MSR Awards season 20/21: Player of the season

Justin Separator June 10, 2021

The short answer: There is not the one single reason. Instead, several important factors play a role. First of all there is his professional attitude. Lewandowski is a machine on and off the pitch. He works incredibly hard on himself and constantly tries to improve his way of life in terms of nutrition and training methods. He does everything he can to bring his body into the perfect shape for every challenge. You only have to follow his wife Anna Lewandowska, a Polish national Karate champion and fitness nut in her own right, on Instagram to see some of the hard work that the two invest into their health.

The physical fitness is the foundation of Lewandowski’s success. But there is so much more that makes him a special striker. In the last years, Lewandowski’s status as one of the best strikers in the world has never been in any doubt. For Bayern he had already scored 30 or more goals in one Bundesliga season four times – and one time he stopped just short at 29. He is almost never injured and his performances have consistently been at a very high level. But the best striker in the world? Few people would have subscribed to this idea until last season. He had been a member of an elite group of goalscorers that came just behind the leading pair of Messi and Cristiano Ronaldo but not yet on a par with them.

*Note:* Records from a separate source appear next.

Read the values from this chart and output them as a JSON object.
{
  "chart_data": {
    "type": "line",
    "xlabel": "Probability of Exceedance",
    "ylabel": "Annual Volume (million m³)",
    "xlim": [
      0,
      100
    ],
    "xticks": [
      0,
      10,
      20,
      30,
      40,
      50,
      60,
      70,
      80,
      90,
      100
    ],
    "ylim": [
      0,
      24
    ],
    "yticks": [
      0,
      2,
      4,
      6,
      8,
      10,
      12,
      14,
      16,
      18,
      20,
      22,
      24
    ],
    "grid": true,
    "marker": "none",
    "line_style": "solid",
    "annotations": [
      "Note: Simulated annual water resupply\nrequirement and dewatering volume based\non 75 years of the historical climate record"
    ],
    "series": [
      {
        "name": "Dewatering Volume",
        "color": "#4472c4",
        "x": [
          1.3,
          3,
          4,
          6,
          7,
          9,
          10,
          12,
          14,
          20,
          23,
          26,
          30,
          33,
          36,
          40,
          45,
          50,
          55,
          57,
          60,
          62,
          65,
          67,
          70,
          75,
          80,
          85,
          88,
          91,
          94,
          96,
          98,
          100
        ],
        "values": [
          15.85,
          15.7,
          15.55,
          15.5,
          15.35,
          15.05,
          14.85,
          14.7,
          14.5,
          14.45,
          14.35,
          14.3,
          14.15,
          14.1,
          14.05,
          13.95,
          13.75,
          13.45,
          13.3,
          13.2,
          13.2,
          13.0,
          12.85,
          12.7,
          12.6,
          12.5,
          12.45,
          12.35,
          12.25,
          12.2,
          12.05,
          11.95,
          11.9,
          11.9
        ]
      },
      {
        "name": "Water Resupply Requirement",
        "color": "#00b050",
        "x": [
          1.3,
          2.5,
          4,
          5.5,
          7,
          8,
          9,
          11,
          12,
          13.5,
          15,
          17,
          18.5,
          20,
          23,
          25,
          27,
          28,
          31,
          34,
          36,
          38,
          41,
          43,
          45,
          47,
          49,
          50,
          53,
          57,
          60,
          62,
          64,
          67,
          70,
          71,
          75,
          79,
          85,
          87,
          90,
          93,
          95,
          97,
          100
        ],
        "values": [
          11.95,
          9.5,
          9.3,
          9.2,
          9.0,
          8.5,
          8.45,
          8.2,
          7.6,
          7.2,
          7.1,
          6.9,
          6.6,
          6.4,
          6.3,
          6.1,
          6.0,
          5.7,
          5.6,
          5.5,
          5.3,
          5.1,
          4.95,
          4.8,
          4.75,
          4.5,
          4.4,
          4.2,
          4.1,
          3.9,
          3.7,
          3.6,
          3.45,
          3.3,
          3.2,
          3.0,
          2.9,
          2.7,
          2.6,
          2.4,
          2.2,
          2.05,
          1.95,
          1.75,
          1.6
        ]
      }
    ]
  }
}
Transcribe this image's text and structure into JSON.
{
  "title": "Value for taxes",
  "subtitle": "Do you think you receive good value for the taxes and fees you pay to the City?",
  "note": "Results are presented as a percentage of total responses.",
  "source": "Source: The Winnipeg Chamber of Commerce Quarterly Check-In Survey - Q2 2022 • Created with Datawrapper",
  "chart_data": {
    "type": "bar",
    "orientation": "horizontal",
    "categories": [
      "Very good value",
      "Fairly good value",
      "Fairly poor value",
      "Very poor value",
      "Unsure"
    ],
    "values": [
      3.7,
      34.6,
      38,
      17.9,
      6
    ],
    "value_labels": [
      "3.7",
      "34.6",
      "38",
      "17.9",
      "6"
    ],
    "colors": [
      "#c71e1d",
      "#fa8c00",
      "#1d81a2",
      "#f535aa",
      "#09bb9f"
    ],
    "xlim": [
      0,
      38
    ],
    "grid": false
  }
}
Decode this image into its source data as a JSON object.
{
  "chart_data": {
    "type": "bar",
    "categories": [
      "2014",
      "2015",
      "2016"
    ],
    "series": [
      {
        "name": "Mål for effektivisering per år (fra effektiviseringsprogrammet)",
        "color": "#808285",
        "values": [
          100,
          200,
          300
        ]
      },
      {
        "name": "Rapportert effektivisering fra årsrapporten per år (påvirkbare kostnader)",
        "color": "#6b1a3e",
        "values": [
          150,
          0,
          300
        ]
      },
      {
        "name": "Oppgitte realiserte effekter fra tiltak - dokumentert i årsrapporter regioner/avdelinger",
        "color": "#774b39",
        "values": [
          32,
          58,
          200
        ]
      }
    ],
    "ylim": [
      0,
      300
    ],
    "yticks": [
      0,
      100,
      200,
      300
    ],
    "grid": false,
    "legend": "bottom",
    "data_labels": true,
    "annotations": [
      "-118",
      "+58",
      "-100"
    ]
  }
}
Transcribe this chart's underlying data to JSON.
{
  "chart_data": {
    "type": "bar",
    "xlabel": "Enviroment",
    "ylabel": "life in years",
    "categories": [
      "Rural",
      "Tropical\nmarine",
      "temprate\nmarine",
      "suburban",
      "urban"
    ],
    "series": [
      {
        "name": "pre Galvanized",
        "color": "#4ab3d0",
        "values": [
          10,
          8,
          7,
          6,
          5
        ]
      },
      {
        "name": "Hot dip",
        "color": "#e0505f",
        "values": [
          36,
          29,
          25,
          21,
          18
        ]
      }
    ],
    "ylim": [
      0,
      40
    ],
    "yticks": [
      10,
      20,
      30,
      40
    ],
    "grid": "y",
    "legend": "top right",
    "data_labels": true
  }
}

Since 2019 however things have changed. Lewandowski was there when Bayern needed him the most. At a time when the team under Niko Kovač was struggling to keep up with Europe’s elite clubs, Lewandowski was getting better and better. But why? Especially with strikers it is, after all, often the case that they cannot deliver properly if their team is struggling to create chances. But he did. Why?

One big reason is that Lewandowski stepped up in the team’s pecking order. With Arjen Robben an Franck Ribéry leaving the club, he became an even more focal player than before. It seems that his personal character changed with this new role. Before he was never really seen as a leader at Bayern, but with the beginning of the 2019/2020 season he suddenly became a great team player, someone who pushed his teammates when they made a mistake instead of turning away and getting angry with them.

So maybe he just reached a new level because he learned to control his feelings and understand his own game on the pitch better. He learned when to make a run and when to drop off into midfield. By now he is able to read every situation in the attacking third before everyone else can – except perhaps Thomas Müller. Oh, and while we are on the subject of Müller: He is also a key factor in Lewandowski’s success. A big one.

Müller’s runs and his exceptional ability to read the whole game like an open book are very beneficial to Lewandowski’s performances. You cannot analyze the Polish striker without analyzing Müller. I think that both, if they play at their best level, have been and still are the best offensive duo in Europe in recent years. They know each other very well and Müller in particular knows how he can make his partner look even better than he is. Lewandowski was also very good unter Kovač when Müller did not perform well, but now, with Müller being at the best form of his life, Lewandowski is even better.

This season he was certainly the best striker in the world. By a distance. Not only did he break the legendary record of Gerd Müller’s 41 Bundesliga goals in a single season, but he was involved in his team’s overall attacking game like rarely before. He found the perfect blend of being more than a striker without sacrificing anything in regards to the classic tasks of a centre forward. I am sure: If he had not been injured in April, we would now talk about an even more impressive Bundesliga record with 45 goals or more and Bayern reaching at least the semi-finals in the Champions League. With his 41 goals in just 2463 Bundesliga minutes he averaged a goal every 60 minutes. This is Messi territory, although it should be mentioned that Messi did that several times. Even without his eight penalty goals (which he had to convert, mind you, penalties are not gimme goals!) he is averaging a goal every 74 minutes. Gerd Müller scored a goal every 76.5 minutes back then in 1971 and 1972. He missed three penalties. Case closed, is it not?

Sometimes things are not going the way you want them to go. But Lewandowski showed that he can beat even long odds. After missing four Bundesliga matches in April, many people thought that he would not be able to score the five missing goals in the last four matches. But he did just that and even scored one more to crown his own exceptional performance. That is what big players are made of.

Lewandowski is fully deserving of the title of the best striker in the world right now. Because he is a tactical genius on the pitch who finds spaces and ways to score even if all defenders focus on him. Because he is almost frighteningly good when he gets the Ball with his back to the goal. Because he has learned to be patient and to wait for his opportunities and be even more focused when they arise. And also because he has learned to involve himself in his team’s game more instead of seeing himself as the target man who does little besides waiting for services and score. Lewandowski has always been a well-rounded striker. But now he has become the most complete version of himself in all of his career. And a true Bayern and Bundesliga legend.